This study aims to evaluate the nutritional status of children with branched-
chain amino acids disorders (Methylmalonic Acidemea MMA, Propionic Acidemea PPA, Maple
Syrup Urine Disease MSUD). Methods: A two-year observational multicenter outpatient study
was conducted with children suffering from MMA, PA and MSUD. Main outcome measures
were anthropometrics ( height, weight, head circumference), protein status indices, diet records,
amino acids levels, ammonia and creatinine. Results: Fifteen patients completed the study. By
study end, there were significant differences between the affected children and the control group
in growth (p≤0.05). Required daily protein intake shows no significant values between the two
groups.
The amino acids concentrations were taken monthly during the study period and
then divided into three stages.

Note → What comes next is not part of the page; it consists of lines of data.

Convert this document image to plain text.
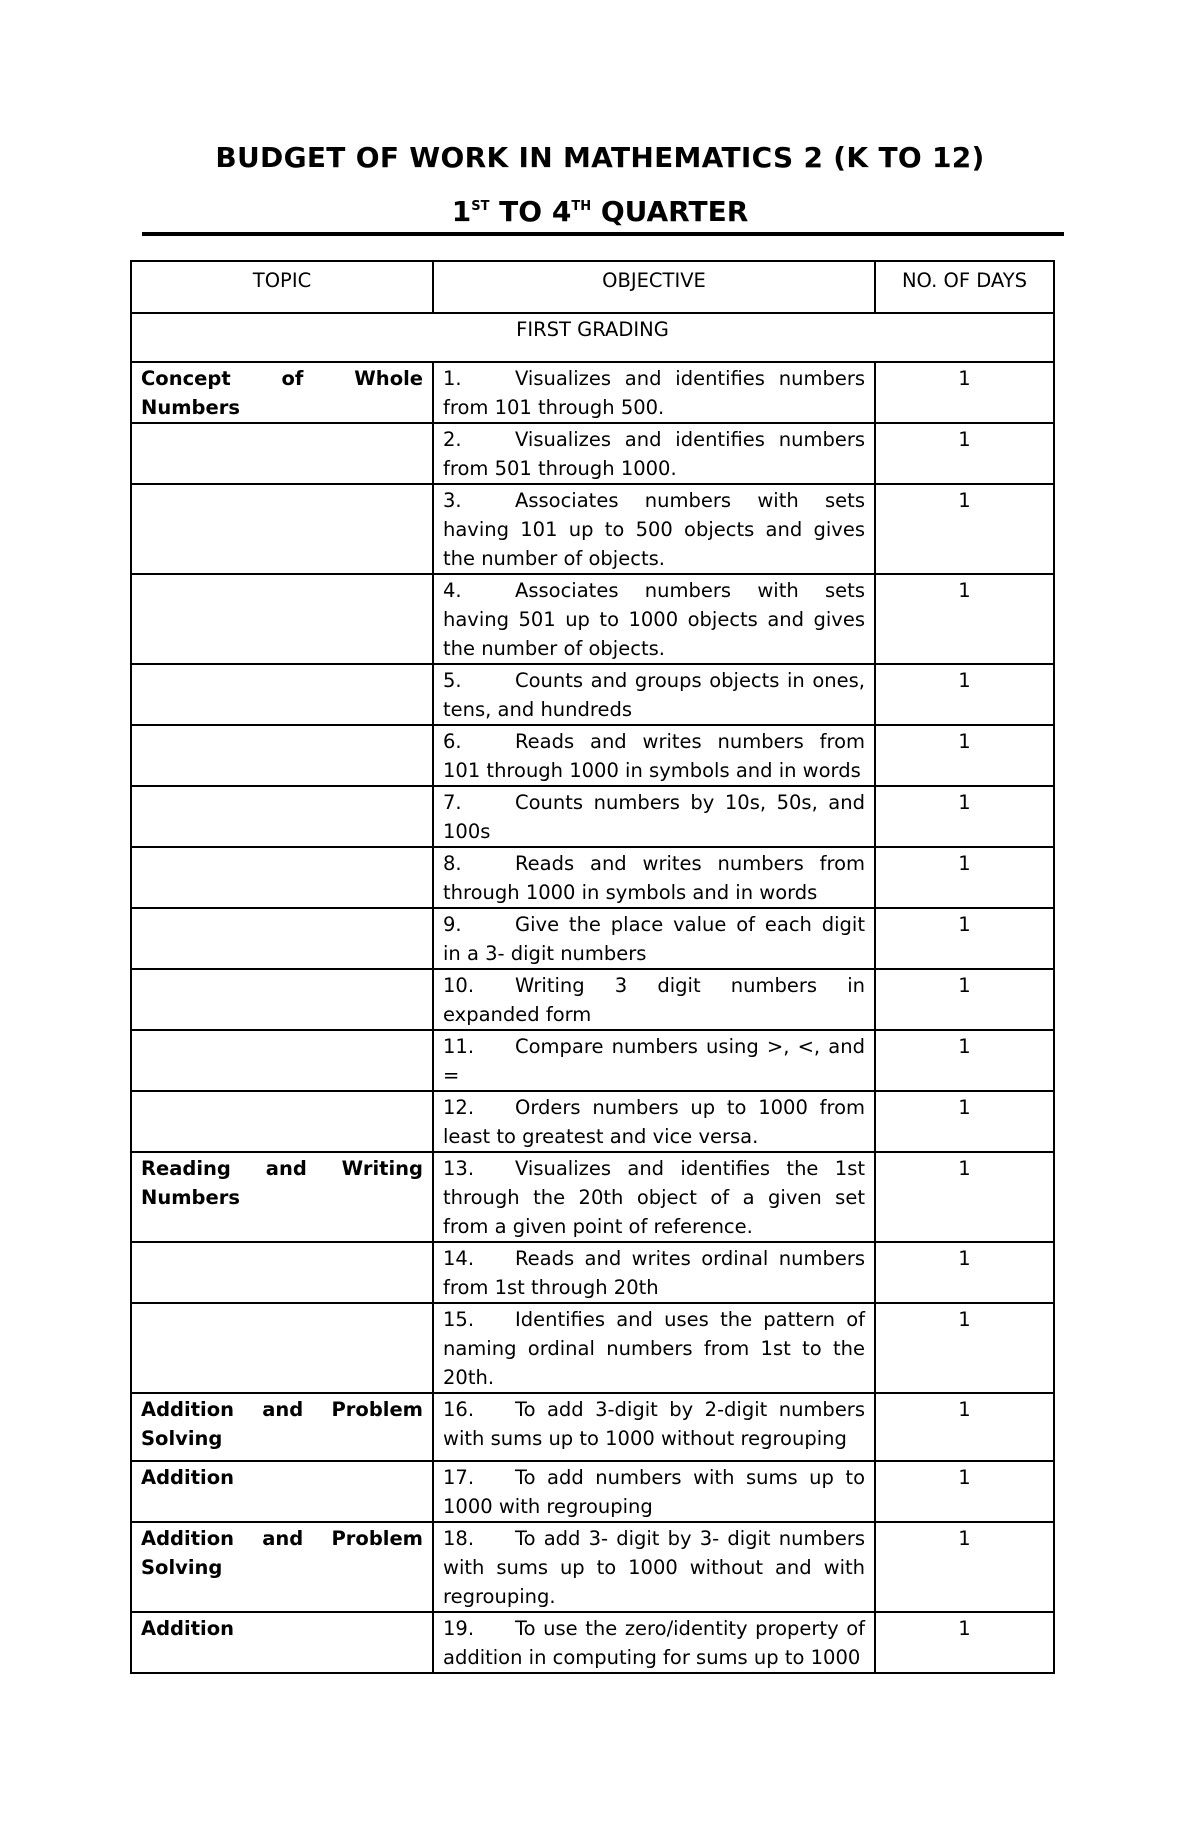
BUDGET OF WORK IN MATHEMATICS 2 (K TO 12)
1ST TO 4TH QUARTER
TOPIC	OBJECTIVE	NO. OF DAYS
FIRST GRADING		
Concept of Whole Numbers	1. Visualizes and identifies numbers from 101 through 500.	1
	2. Visualizes and identifies numbers from 501 through 1000.	1
	3. Associates numbers with sets having 101 up to 500 objects and gives the number of objects.	1
	4. Associates numbers with sets having 501 up to 1000 objects and gives the number of objects.	1
	5. Counts and groups objects in ones, tens, and hundreds	1
	6. Reads and writes numbers from 101 through 1000 in symbols and in words	1
	7. Counts numbers by 10s, 50s, and 100s	1
	8. Reads and writes numbers from through 1000 in symbols and in words	1
	9. Give the place value of each digit in a 3- digit numbers	1
	10. Writing 3 digit numbers in expanded form	1
	11. Compare numbers using >, <, and =	1
	12. Orders numbers up to 1000 from least to greatest and vice versa.	1
Reading and Writing Numbers	13. Visualizes and identifies the 1st through the 20th object of a given set from a given point of reference.	1
	14. Reads and writes ordinal numbers from 1st through 20th	1
	15. Identifies and uses the pattern of naming ordinal numbers from 1st to the 20th.	1
Addition and Problem Solving	16. To add 3-digit by 2-digit numbers with sums up to 1000 without regrouping	1
Addition	17. To add numbers with sums up to 1000 with regrouping	1
Addition and Problem Solving	18. To add 3- digit by 3- digit numbers with sums up to 1000 without and with regrouping.	1
Addition	19. To use the zero/identity property of addition in computing for sums up to 1000	1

The results showed that the concentration of Isoleucine in MMA
and PPA patients were significantly reduced (p≤0.05). Also, Valine was reduced in all patients
compared with control group (p≤0.05). Though, Glycine levels in PPA patients were
significantly higher (p≤0.05) than they are in control group, the same observation was for MMA
patients but at beginning of the study.
Ammonia were high in all patients (p≤0.05) while albumin were low (p≤0.05)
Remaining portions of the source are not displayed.